这种事情,就算是打死紫玉曜,他也不会去假扮太监啊。
南宫芯钰懒懒的伸个懒腰:“紫玉曜是个武痴。”
“嗯。”南宫照点了点头,这个不用说,全武林都知道,紫玉曜平日没有别的爱好,就是喜欢练武。
等着南宫芯钰继续说下去的南宫照,半天都没有等到后面的话,不解的抬头:“然后呢?”
“还不懂吗?”南宫芯钰好笑的说道,“上次见到你们的身法,他很喜欢,所以就请教了一下。”
“所以…”南宫照心里突然冒出一股不好的预感。
“记得我以前怎么交给你们隐藏行踪吗?”南宫芯钰笑着眨眼。
南宫照对这样的训练早就熟悉得不能再熟悉,立刻回答:“一滴水只有在大海里才不会被发现,一片树叶只有在树林里才不会被发现。”

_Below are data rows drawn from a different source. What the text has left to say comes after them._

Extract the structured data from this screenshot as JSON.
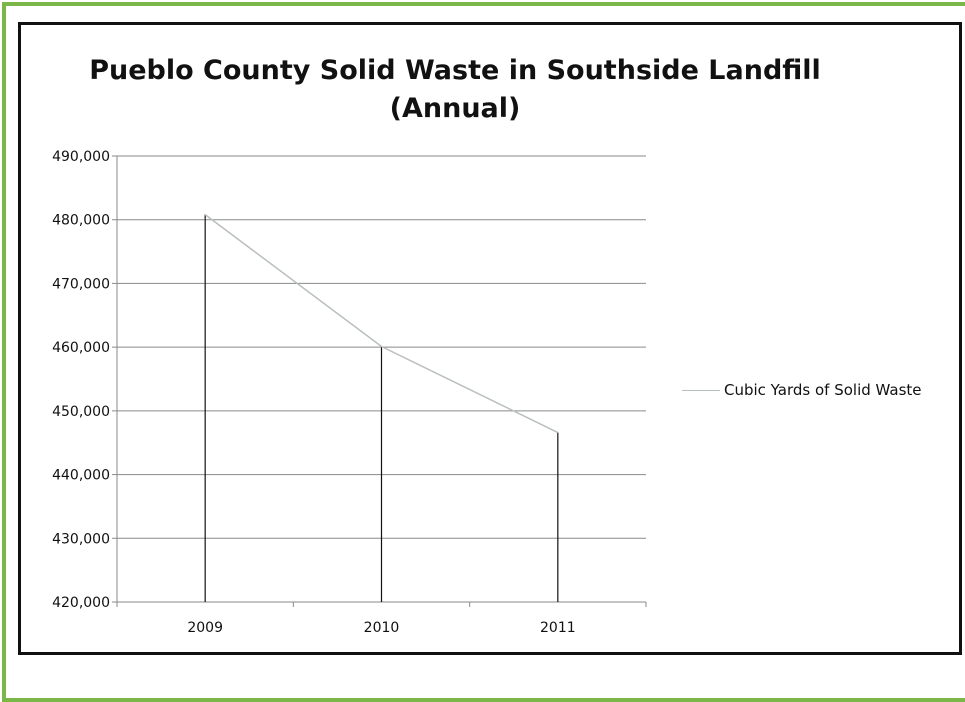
{
  "chart_data": {
    "type": "line",
    "title": [
      "Pueblo County Solid Waste in Southside Landfill",
      "(Annual)"
    ],
    "xlabel": "",
    "ylabel": "",
    "categories": [
      "2009",
      "2010",
      "2011"
    ],
    "series": [
      {
        "name": "Cubic Yards of Solid Waste",
        "values": [
          480800,
          460100,
          446600
        ],
        "color": "#b9bebf"
      }
    ],
    "drop_lines": true,
    "drop_line_color": "#111111",
    "gridline_color": "#8a8a8a",
    "ylim": [
      420000,
      490000
    ],
    "yticks": [
      420000,
      430000,
      440000,
      450000,
      460000,
      470000,
      480000,
      490000
    ],
    "ytick_labels": [
      "420,000",
      "430,000",
      "440,000",
      "450,000",
      "460,000",
      "470,000",
      "480,000",
      "490,000"
    ],
    "grid": "horizontal",
    "legend_position": "right"
  }
}
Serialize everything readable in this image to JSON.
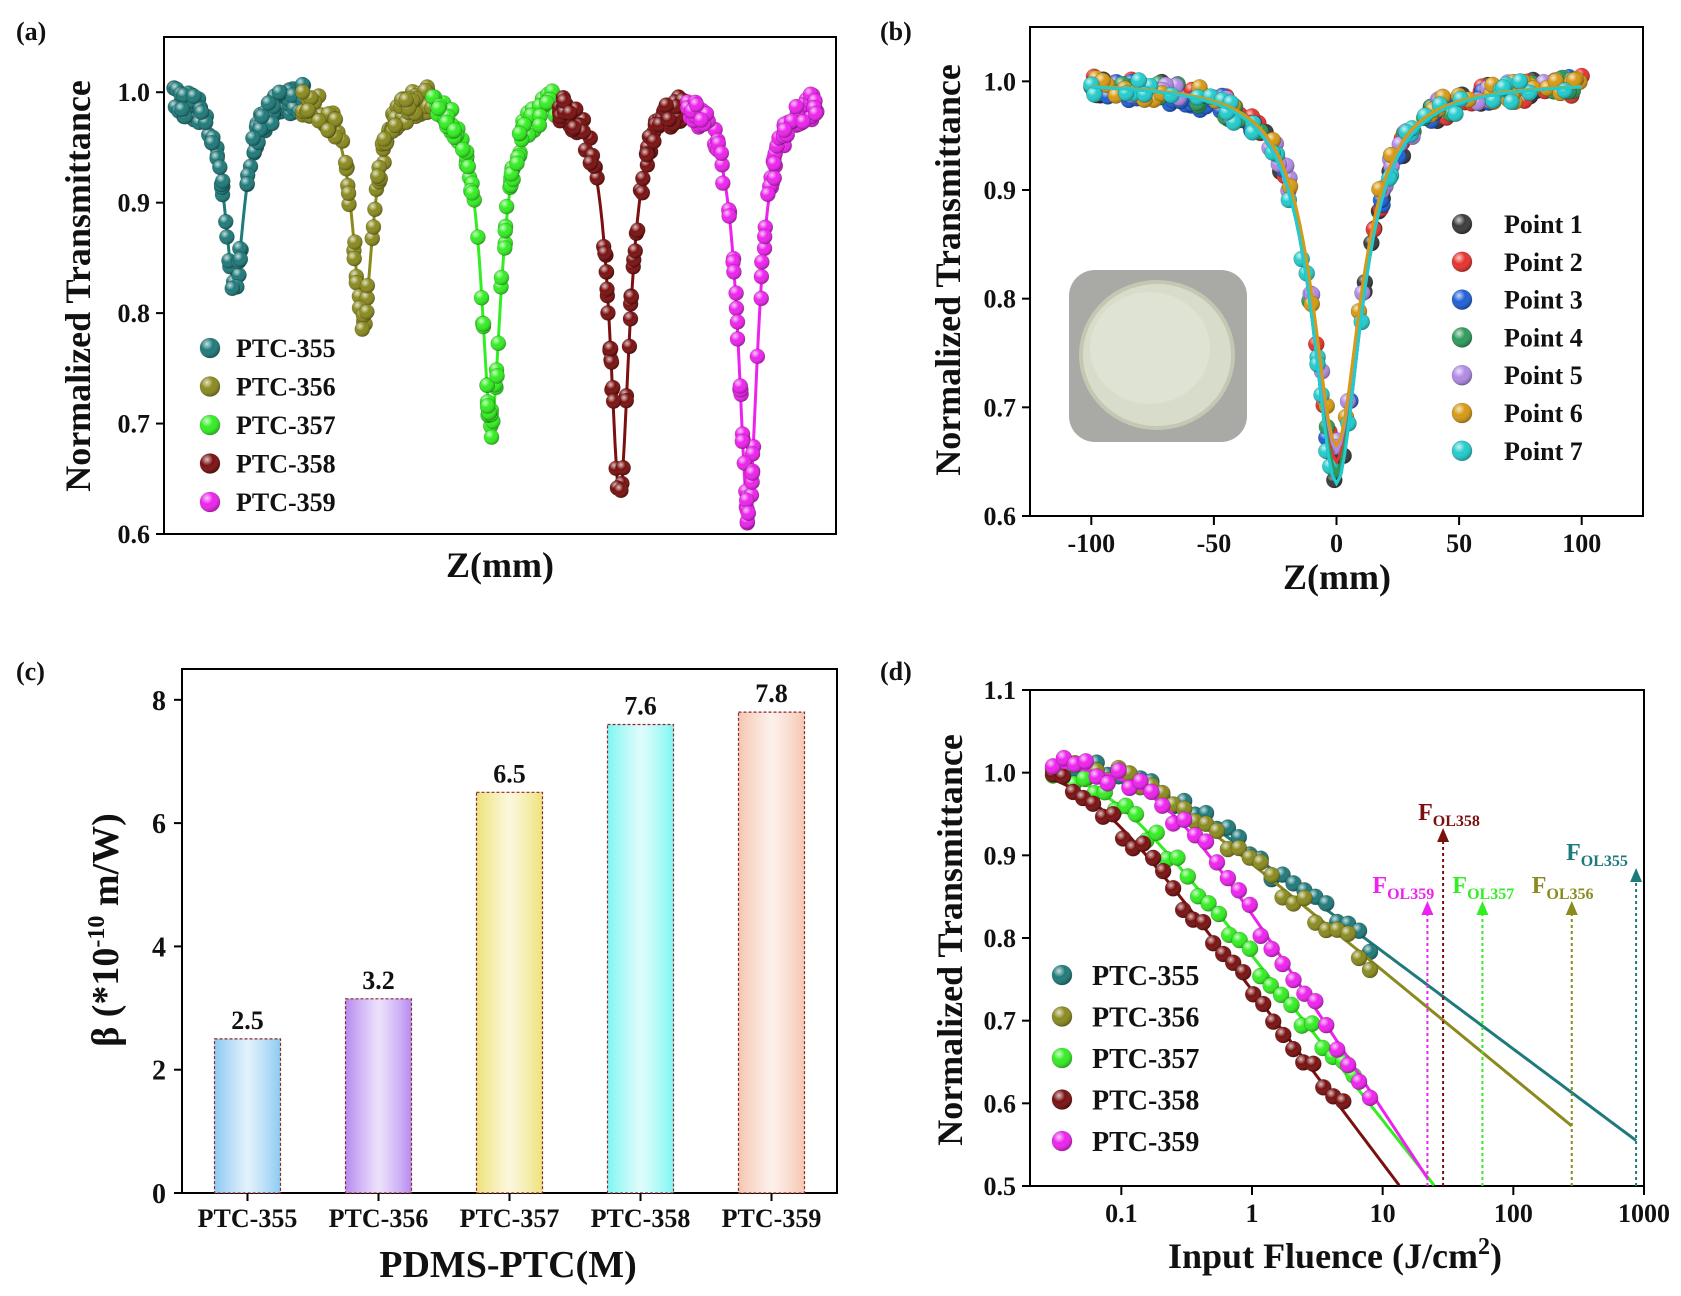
{
  "chart_data": [
    {
      "panel": "(a)",
      "type": "scatter",
      "xlabel": "Z(mm)",
      "ylabel": "Normalized Transmittance",
      "ylim": [
        0.6,
        1.05
      ],
      "yticks": [
        "0.6",
        "0.7",
        "0.8",
        "0.9",
        "1.0"
      ],
      "legend_position": "bottom-left",
      "series": [
        {
          "name": "PTC-355",
          "color": "#1f7a7a",
          "min": 0.825
        },
        {
          "name": "PTC-356",
          "color": "#8a8a1e",
          "min": 0.79
        },
        {
          "name": "PTC-357",
          "color": "#33ee22",
          "min": 0.7
        },
        {
          "name": "PTC-358",
          "color": "#7a1010",
          "min": 0.635
        },
        {
          "name": "PTC-359",
          "color": "#ee22ee",
          "min": 0.62
        }
      ]
    },
    {
      "panel": "(b)",
      "type": "scatter",
      "xlabel": "Z(mm)",
      "ylabel": "Normalized Transmittance",
      "xlim": [
        -125,
        125
      ],
      "ylim": [
        0.6,
        1.05
      ],
      "xticks": [
        "-100",
        "-50",
        "0",
        "50",
        "100"
      ],
      "yticks": [
        "0.6",
        "0.7",
        "0.8",
        "0.9",
        "1.0"
      ],
      "legend_position": "right",
      "inset": "photo of circular PDMS-PTC sample",
      "series": [
        {
          "name": "Point 1",
          "color": "#3a3a3a",
          "min": 0.64
        },
        {
          "name": "Point 2",
          "color": "#e8322d",
          "min": 0.65
        },
        {
          "name": "Point 3",
          "color": "#1f5fd6",
          "min": 0.63
        },
        {
          "name": "Point 4",
          "color": "#2e9b5a",
          "min": 0.64
        },
        {
          "name": "Point 5",
          "color": "#b08ae6",
          "min": 0.66
        },
        {
          "name": "Point 6",
          "color": "#d69a14",
          "min": 0.665
        },
        {
          "name": "Point 7",
          "color": "#22cccc",
          "min": 0.63
        }
      ]
    },
    {
      "panel": "(c)",
      "type": "bar",
      "xlabel": "PDMS-PTC(M)",
      "ylabel_main": "β (*10",
      "ylabel_sup": "-10",
      "ylabel_unit": " m/W)",
      "ylim": [
        0,
        8.5
      ],
      "yticks": [
        "0",
        "2",
        "4",
        "6",
        "8"
      ],
      "categories": [
        "PTC-355",
        "PTC-356",
        "PTC-357",
        "PTC-358",
        "PTC-359"
      ],
      "values": [
        2.5,
        3.15,
        6.5,
        7.6,
        7.8
      ],
      "value_labels": [
        "2.5",
        "3.2",
        "6.5",
        "7.6",
        "7.8"
      ],
      "colors": [
        "#8ccaf2",
        "#b68af0",
        "#eee27a",
        "#7ef6f2",
        "#f6c6b2"
      ]
    },
    {
      "panel": "(d)",
      "type": "scatter",
      "xscale": "log",
      "xlabel_main": "Input Fluence (J/cm",
      "xlabel_sup": "2",
      "xlabel_end": ")",
      "ylabel": "Normalized Transmittance",
      "xlim": [
        0.02,
        1000
      ],
      "ylim": [
        0.5,
        1.1
      ],
      "xticks": [
        "0.1",
        "1",
        "10",
        "100",
        "1000"
      ],
      "yticks": [
        "0.5",
        "0.6",
        "0.7",
        "0.8",
        "0.9",
        "1.0",
        "1.1"
      ],
      "legend_position": "bottom-left",
      "series": [
        {
          "name": "PTC-355",
          "color": "#1f7a7a",
          "threshold": 870,
          "threshold_label_main": "F",
          "threshold_label_sub": "OL355"
        },
        {
          "name": "PTC-356",
          "color": "#8a8a1e",
          "threshold": 280,
          "threshold_label_main": "F",
          "threshold_label_sub": "OL356"
        },
        {
          "name": "PTC-357",
          "color": "#33ee22",
          "threshold": 58,
          "threshold_label_main": "F",
          "threshold_label_sub": "OL357"
        },
        {
          "name": "PTC-358",
          "color": "#7a1010",
          "threshold": 29,
          "threshold_label_main": "F",
          "threshold_label_sub": "OL358"
        },
        {
          "name": "PTC-359",
          "color": "#ee22ee",
          "threshold": 22,
          "threshold_label_main": "F",
          "threshold_label_sub": "OL359"
        }
      ]
    }
  ]
}
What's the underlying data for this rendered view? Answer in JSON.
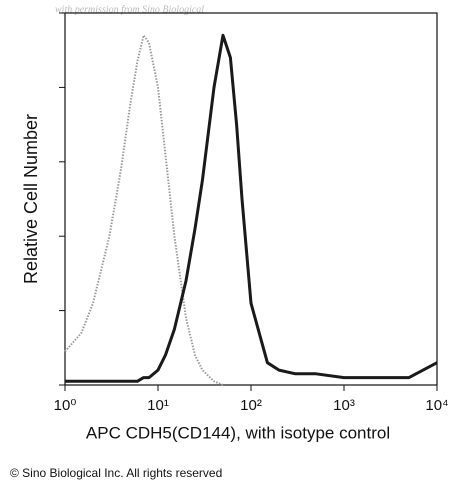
{
  "chart_data": {
    "type": "line",
    "watermark": "with permission from Sino Biological",
    "y_label": "Relative Cell Number",
    "x_label": "APC CDH5(CD144), with isotype control",
    "footer": "© Sino Biological Inc. All rights reserved",
    "x_scale": "log",
    "x": [
      1,
      1.5,
      2,
      3,
      4,
      5,
      6,
      7,
      8,
      10,
      12,
      15,
      20,
      25,
      30,
      40,
      50,
      60,
      70,
      80,
      100,
      150,
      200,
      300,
      500,
      1000,
      2000,
      5000,
      10000
    ],
    "series": [
      {
        "name": "isotype control",
        "color": "#9a9a9a",
        "dash": true,
        "values": [
          9,
          14,
          22,
          40,
          58,
          75,
          87,
          94,
          92,
          80,
          62,
          40,
          18,
          8,
          4,
          1,
          0,
          null,
          null,
          null,
          null,
          null,
          null,
          null,
          null,
          null,
          null,
          null,
          null
        ]
      },
      {
        "name": "CDH5",
        "color": "#1a1a1a",
        "dash": false,
        "values": [
          1,
          1,
          1,
          1,
          1,
          1,
          1,
          2,
          2,
          4,
          8,
          15,
          28,
          42,
          55,
          80,
          94,
          88,
          70,
          50,
          22,
          6,
          4,
          3,
          3,
          2,
          2,
          2,
          6
        ]
      }
    ],
    "xlim": [
      1,
      10000
    ],
    "xticks": [
      {
        "value": 1,
        "label": "10⁰"
      },
      {
        "value": 10,
        "label": "10¹"
      },
      {
        "value": 100,
        "label": "10²"
      },
      {
        "value": 1000,
        "label": "10³"
      },
      {
        "value": 10000,
        "label": "10⁴"
      }
    ],
    "ylim": [
      0,
      100
    ],
    "yticks": [
      0,
      20,
      40,
      60,
      80,
      100
    ]
  }
}
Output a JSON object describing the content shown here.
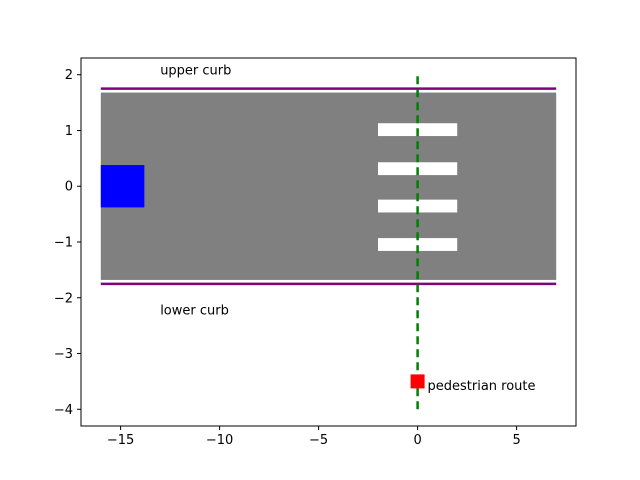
{
  "chart_data": {
    "type": "diagram-plot",
    "title": "",
    "xlabel": "",
    "ylabel": "",
    "xlim": [
      -17,
      8
    ],
    "ylim": [
      -4.3,
      2.3
    ],
    "xticks": [
      -15,
      -10,
      -5,
      0,
      5
    ],
    "xtick_labels": [
      "−15",
      "−10",
      "−5",
      "0",
      "5"
    ],
    "yticks": [
      -4,
      -3,
      -2,
      -1,
      0,
      1,
      2
    ],
    "ytick_labels": [
      "−4",
      "−3",
      "−2",
      "−1",
      "0",
      "1",
      "2"
    ],
    "grid": false,
    "road": {
      "x": [
        -16,
        7
      ],
      "y": [
        -1.68,
        1.68
      ],
      "color": "#808080"
    },
    "curbs": [
      {
        "name": "upper curb",
        "y": 1.75,
        "x": [
          -16,
          7
        ],
        "color": "#800080"
      },
      {
        "name": "lower curb",
        "y": -1.75,
        "x": [
          -16,
          7
        ],
        "color": "#800080"
      }
    ],
    "crosswalk_stripes": [
      {
        "x": [
          -2,
          2
        ],
        "y": [
          0.9,
          1.13
        ]
      },
      {
        "x": [
          -2,
          2
        ],
        "y": [
          0.2,
          0.43
        ]
      },
      {
        "x": [
          -2,
          2
        ],
        "y": [
          -0.47,
          -0.24
        ]
      },
      {
        "x": [
          -2,
          2
        ],
        "y": [
          -1.16,
          -0.93
        ]
      }
    ],
    "stripe_color": "#ffffff",
    "vehicle": {
      "x": [
        -16,
        -13.8
      ],
      "y": [
        -0.38,
        0.38
      ],
      "color": "#0000ff"
    },
    "pedestrian_route": {
      "x": 0,
      "y": [
        -4,
        2
      ],
      "color": "#008000",
      "style": "dashed"
    },
    "pedestrian": {
      "x": 0,
      "y": -3.5,
      "size": 0.7,
      "color": "#ff0000"
    },
    "annotations": [
      {
        "text": "upper curb",
        "x": -13,
        "y": 2.0
      },
      {
        "text": "lower curb",
        "x": -13,
        "y": -2.3
      },
      {
        "text": "pedestrian route",
        "x": 0.5,
        "y": -3.65
      }
    ]
  }
}
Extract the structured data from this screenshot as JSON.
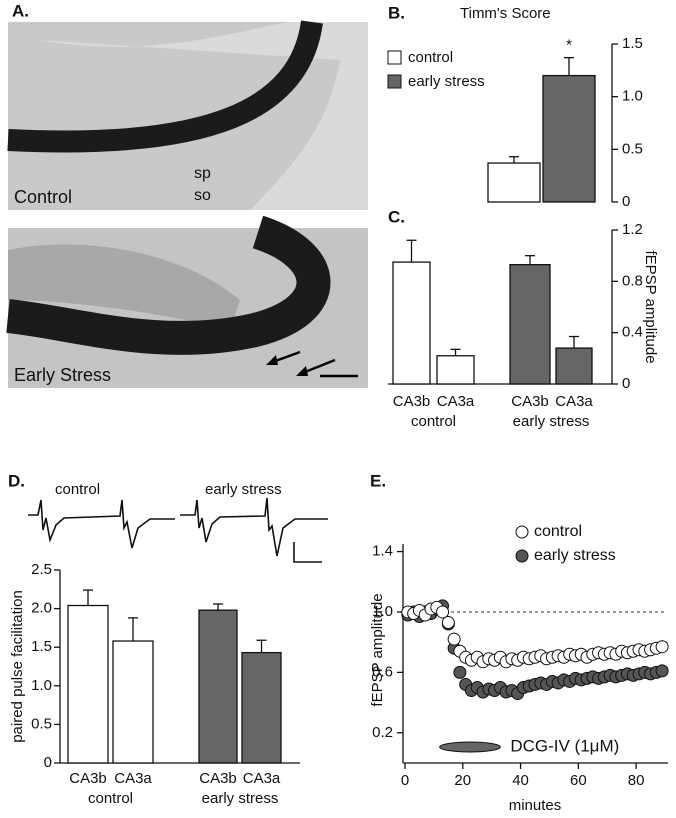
{
  "panel_labels": [
    "A.",
    "B.",
    "C.",
    "D.",
    "E."
  ],
  "micrographs": {
    "control_label": "Control",
    "sp": "sp",
    "so": "so",
    "stress_label": "Early Stress"
  },
  "chart_data": [
    {
      "type": "bar",
      "title": "Timm's Score",
      "legend": "left",
      "significance": "*",
      "series": [
        {
          "name": "control",
          "color": "#ffffff",
          "values": [
            0.37
          ],
          "errors": [
            0.06
          ]
        },
        {
          "name": "early stress",
          "color": "#666666",
          "values": [
            1.2
          ],
          "errors": [
            0.17
          ]
        }
      ],
      "ylim": [
        0,
        1.5
      ],
      "yticks": [
        0,
        0.5,
        {
          "value": 1,
          "label": "1.0"
        },
        1.5
      ]
    },
    {
      "type": "bar",
      "y_label": "fEPSP amplitude",
      "categories": [
        "CA3b",
        "CA3a"
      ],
      "series": [
        {
          "name": "control",
          "color": "#ffffff",
          "values": [
            0.95,
            0.22
          ],
          "errors": [
            0.17,
            0.05
          ]
        },
        {
          "name": "early stress",
          "color": "#666666",
          "values": [
            0.93,
            0.28
          ],
          "errors": [
            0.07,
            0.09
          ]
        }
      ],
      "ylim": [
        0,
        1.2
      ],
      "yticks": [
        0,
        0.4,
        0.8,
        1.2
      ]
    },
    {
      "type": "bar",
      "y_label": "paired pulse facilitation",
      "categories": [
        "CA3b",
        "CA3a"
      ],
      "series": [
        {
          "name": "control",
          "color": "#ffffff",
          "values": [
            2.04,
            1.58
          ],
          "errors": [
            0.2,
            0.3
          ]
        },
        {
          "name": "early stress",
          "color": "#666666",
          "values": [
            1.98,
            1.43
          ],
          "errors": [
            0.08,
            0.16
          ]
        }
      ],
      "ylim": [
        0,
        2.5
      ],
      "yticks": [
        0,
        0.5,
        {
          "value": 1,
          "label": "1.0"
        },
        1.5,
        {
          "value": 2,
          "label": "2.0"
        },
        2.5
      ]
    },
    {
      "type": "scatter",
      "x_label": "minutes",
      "y_label": "fEPSP amplitude",
      "reference_line": 1,
      "application": {
        "label": "DCG-IV (1μM)",
        "start": 12,
        "end": 33
      },
      "x": [
        1,
        3,
        5,
        7,
        9,
        11,
        13,
        15,
        17,
        19,
        21,
        23,
        25,
        27,
        29,
        31,
        33,
        35,
        37,
        39,
        41,
        43,
        45,
        47,
        49,
        51,
        53,
        55,
        57,
        59,
        61,
        63,
        65,
        67,
        69,
        71,
        73,
        75,
        77,
        79,
        81,
        83,
        85,
        87,
        89
      ],
      "series": [
        {
          "name": "control",
          "color": "#ffffff",
          "values": [
            1.0,
            0.99,
            1.01,
            0.98,
            1.02,
            1.03,
            1.0,
            0.93,
            0.82,
            0.74,
            0.7,
            0.68,
            0.7,
            0.67,
            0.69,
            0.68,
            0.7,
            0.67,
            0.69,
            0.68,
            0.7,
            0.69,
            0.7,
            0.71,
            0.69,
            0.7,
            0.71,
            0.7,
            0.72,
            0.71,
            0.72,
            0.7,
            0.72,
            0.73,
            0.72,
            0.73,
            0.72,
            0.74,
            0.73,
            0.74,
            0.75,
            0.74,
            0.75,
            0.76,
            0.77
          ]
        },
        {
          "name": "early stress",
          "color": "#555555",
          "values": [
            0.98,
            1.0,
            0.97,
            1.0,
            0.99,
            1.02,
            1.04,
            0.92,
            0.76,
            0.6,
            0.52,
            0.48,
            0.5,
            0.47,
            0.49,
            0.48,
            0.5,
            0.47,
            0.48,
            0.46,
            0.5,
            0.51,
            0.52,
            0.53,
            0.52,
            0.54,
            0.53,
            0.55,
            0.54,
            0.56,
            0.55,
            0.56,
            0.57,
            0.56,
            0.57,
            0.58,
            0.57,
            0.58,
            0.59,
            0.58,
            0.59,
            0.6,
            0.59,
            0.6,
            0.61
          ]
        }
      ],
      "xlim": [
        0,
        90
      ],
      "xticks": [
        0,
        20,
        40,
        60,
        80
      ],
      "ylim": [
        0,
        1.45
      ],
      "yticks": [
        0.2,
        0.6,
        {
          "value": 1,
          "label": "1.0"
        },
        1.4
      ]
    }
  ]
}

说到一半,南宫照心里的不好预感已经扩散到最大,甚至有一种毛骨悚然的感觉。
“同样的,一个眉清目秀的男人只有在太监堆里才不会被发现。”南宫芯钰笑眯眯的接口,说得那叫一个理所当然。
果然。
南宫照挫败的一扶自己的额头。
这样话也就只有紫玉曜会信,紫玉曜这个家伙是白痴吗?
“你不觉得这样很好吗?至少以紫玉曜的这身打扮再加上他的武功,没有人可以发现他。”南宫芯钰兴奋的一拍掌,为自己的想法叫绝。
南宫照无奈的低吟一声,说出一句公道话:“小姐,就凭紫玉曜的武功,出入皇宫,那也不会有人发现!”
“唉…”南宫芯钰拍了拍南宫照的肩膀,“照啊,做人要有追求。紫玉曜只不过是想武功更上一层楼,我怎么能不成全他呢?”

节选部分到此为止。